Author, institution: Saulius Niauronis, Kaunas University of Technology
Science area, field: Technological Sciences, Electrical and Electronic Engineering
The Doctoral Dissertation is available at the library of Kaunas University of Technology (K. Donelaičio St. 20, Kaunas).
Scientific Supervisor:
Prof. Dr. Habil. Arūnas LUKOŠEVIČIUS (Kaunas University of Technology, Technological Sciences, Electrical and Electronic Engineering – 01T).
Scientific Advisor:
Prof. Dr. Habil. Vincas LAURUTIS (Šiauliai University, Technological Sciences, Electrical and Electronic Engineering – 01T).

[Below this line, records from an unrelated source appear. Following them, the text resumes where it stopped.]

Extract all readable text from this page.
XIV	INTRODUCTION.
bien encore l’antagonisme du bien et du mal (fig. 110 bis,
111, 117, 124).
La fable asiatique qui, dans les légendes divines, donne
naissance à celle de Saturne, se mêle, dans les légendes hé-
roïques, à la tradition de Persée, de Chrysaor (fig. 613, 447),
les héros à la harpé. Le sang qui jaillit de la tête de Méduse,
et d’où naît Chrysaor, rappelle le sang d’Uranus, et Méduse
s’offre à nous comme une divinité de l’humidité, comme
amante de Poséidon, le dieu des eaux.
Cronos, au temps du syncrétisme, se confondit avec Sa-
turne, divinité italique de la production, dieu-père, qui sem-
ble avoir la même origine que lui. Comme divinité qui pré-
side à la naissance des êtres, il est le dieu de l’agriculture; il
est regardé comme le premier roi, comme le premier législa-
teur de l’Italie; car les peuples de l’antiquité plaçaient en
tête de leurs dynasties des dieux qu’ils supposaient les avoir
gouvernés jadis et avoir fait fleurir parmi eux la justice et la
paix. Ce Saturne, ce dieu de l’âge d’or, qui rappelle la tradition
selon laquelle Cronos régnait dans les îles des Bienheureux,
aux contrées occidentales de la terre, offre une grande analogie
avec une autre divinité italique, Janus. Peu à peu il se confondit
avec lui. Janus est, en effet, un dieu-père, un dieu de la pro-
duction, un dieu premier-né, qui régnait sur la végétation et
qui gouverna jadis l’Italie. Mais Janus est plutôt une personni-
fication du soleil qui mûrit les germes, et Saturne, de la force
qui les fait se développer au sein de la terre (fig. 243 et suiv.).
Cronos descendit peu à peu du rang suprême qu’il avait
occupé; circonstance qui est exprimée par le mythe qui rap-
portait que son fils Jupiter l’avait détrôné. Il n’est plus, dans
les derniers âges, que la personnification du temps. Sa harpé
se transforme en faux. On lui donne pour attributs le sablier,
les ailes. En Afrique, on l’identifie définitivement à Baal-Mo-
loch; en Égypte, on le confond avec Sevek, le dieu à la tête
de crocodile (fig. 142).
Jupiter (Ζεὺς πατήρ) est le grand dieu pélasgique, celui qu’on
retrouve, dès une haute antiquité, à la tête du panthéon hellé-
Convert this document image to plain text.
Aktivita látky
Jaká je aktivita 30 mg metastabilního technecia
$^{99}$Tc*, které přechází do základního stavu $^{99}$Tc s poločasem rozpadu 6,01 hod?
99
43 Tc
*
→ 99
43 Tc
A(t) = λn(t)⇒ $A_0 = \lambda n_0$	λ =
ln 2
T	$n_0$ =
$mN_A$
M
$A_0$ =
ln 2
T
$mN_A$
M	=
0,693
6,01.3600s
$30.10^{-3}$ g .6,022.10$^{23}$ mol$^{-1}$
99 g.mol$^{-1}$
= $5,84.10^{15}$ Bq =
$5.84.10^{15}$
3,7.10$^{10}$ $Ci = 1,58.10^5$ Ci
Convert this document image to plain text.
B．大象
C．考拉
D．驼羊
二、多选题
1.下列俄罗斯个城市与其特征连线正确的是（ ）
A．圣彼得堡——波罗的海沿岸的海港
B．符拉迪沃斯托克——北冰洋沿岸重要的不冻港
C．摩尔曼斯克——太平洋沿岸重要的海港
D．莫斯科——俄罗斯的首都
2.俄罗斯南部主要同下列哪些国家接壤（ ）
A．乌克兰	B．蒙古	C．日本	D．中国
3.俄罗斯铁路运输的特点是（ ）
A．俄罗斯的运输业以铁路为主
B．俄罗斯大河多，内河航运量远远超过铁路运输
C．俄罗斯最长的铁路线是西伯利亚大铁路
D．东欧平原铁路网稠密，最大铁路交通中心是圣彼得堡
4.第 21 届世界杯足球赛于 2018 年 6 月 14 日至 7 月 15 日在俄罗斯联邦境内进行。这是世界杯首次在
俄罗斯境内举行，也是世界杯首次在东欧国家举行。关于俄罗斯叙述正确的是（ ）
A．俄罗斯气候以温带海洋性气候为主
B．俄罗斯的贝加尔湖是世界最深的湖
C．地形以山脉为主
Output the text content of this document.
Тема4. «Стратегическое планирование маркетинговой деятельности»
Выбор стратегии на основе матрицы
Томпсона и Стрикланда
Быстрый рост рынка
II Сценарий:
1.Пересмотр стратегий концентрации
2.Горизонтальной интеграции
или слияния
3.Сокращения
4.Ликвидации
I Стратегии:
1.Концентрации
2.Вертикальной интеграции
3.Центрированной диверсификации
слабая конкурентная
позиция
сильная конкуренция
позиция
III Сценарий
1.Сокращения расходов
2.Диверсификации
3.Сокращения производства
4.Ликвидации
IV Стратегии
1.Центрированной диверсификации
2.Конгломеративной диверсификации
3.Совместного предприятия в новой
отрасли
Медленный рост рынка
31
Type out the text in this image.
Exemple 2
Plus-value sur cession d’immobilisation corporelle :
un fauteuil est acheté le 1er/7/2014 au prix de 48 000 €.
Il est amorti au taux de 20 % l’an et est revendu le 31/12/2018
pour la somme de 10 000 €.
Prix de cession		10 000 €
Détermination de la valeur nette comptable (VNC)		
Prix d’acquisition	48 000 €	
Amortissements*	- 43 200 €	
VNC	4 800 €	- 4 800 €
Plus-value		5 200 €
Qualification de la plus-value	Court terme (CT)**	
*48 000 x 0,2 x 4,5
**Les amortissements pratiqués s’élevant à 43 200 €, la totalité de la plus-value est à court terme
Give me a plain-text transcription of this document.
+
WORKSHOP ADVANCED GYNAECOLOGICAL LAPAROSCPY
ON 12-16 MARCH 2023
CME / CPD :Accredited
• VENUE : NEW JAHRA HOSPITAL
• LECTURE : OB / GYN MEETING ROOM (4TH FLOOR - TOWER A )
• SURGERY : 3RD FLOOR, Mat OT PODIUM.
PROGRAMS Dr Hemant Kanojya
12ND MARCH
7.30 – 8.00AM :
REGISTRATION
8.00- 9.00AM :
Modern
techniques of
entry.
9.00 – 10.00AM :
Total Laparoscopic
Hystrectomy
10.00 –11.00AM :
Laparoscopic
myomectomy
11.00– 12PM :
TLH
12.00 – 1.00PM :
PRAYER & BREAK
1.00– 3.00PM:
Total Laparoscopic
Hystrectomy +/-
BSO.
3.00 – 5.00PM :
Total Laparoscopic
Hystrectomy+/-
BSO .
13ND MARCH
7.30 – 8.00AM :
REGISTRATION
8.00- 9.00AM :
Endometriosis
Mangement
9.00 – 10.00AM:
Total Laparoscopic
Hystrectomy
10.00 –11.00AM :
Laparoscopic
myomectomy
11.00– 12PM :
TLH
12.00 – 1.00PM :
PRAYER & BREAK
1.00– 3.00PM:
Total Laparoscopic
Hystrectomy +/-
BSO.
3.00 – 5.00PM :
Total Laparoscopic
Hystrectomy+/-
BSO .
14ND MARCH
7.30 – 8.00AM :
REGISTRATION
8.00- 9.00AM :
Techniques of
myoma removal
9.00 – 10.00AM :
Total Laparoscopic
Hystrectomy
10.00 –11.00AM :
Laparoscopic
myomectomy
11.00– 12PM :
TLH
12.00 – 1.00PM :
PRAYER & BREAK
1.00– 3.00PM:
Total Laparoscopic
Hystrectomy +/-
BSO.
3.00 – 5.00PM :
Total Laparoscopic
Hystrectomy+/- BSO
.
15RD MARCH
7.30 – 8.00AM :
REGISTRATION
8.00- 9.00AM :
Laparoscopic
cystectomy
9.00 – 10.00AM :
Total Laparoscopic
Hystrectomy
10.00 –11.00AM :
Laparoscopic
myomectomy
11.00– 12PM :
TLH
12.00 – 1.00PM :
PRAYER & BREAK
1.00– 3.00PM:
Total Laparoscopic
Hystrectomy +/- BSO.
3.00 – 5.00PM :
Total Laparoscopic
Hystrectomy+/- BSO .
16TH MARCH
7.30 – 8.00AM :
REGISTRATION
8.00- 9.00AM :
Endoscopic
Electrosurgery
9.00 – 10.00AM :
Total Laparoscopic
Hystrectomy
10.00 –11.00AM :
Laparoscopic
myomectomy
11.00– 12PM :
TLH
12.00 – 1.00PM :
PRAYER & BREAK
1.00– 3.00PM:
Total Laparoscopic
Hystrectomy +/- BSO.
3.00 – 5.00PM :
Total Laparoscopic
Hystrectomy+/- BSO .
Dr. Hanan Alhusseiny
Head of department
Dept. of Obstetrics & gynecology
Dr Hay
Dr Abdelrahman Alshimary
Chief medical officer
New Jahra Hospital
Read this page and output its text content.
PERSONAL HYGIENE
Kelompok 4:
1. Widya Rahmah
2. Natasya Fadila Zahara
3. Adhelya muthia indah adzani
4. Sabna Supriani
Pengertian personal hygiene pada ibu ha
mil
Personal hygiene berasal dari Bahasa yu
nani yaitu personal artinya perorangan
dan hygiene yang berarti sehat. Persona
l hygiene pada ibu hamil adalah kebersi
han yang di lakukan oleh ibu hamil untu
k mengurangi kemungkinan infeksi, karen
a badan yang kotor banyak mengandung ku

The Dissertation Defence Board of Electrical and Electronic Engineering Science Field:
Prof. Dr. Arminas RAGAUSKAS (Kaunas University of Technology, Technological Sciences, Electrical and Electronic Engineering – 01T) – chairman;
Prof. Dr. Habil. Aleksandr BULATOV (Lithuanian University of Health Sciences, Biomedical Sciences, Biology – 01B);
Prof. Dr. Gintautas DAUNYS (Šiauliai University, Technological Sciences, Electrical and Electronic Engineering – 01T);
Assoc. Prof. Dr. Vidas RAUDONIS (Kaunas University of Technology, Technological Sciences, Informatics Engineering – 07T).
Annotation:
Vision is a sensory system, but eye movements are involved in execution of motoric tasks. This is why eye and hand movements are linked closely in a neurophysiologic level. Until now, the system of eye and hand coordination control was mostly investigated during tasks of grasping or pursuing the object. However, in real-life, tasks of manual manipulation are even more common. In these, visual system has double purpose – planning and supervision of hand movements. In this work, eye and hand coordination during manual guiding, was investigated. Experimental trials of guiding hand-moved object through visible paths allowed to observe eye movements similar to smooth pursuit with catch-up saccades. Comprehensive review of previous research has led to hypothesis that neurophysiological smooth pursuit system is being used not only for pursuit, but also for guiding. Furthermore, that guiding eye movement system can be modeled by expanding the models of smooth pursuit control system. Experimental data was used to model, fit and verify eye and hand coordination system. Obtained model simulates human behavior adequately (the characteristics of synthetic and experimental signal correlation is 0.92). The neurophysiology of eye and hand coordination is explained basing on an analysis of differences of smooth pursuit and guiding eye movements and on other knowledge on human neurophysiology. Obtained knowledge introduce new parameters while creating human-computer interaction, visual and neurophysiological disorder early diagnostic and human peculiarity assessment methods, based on eye movement analysis.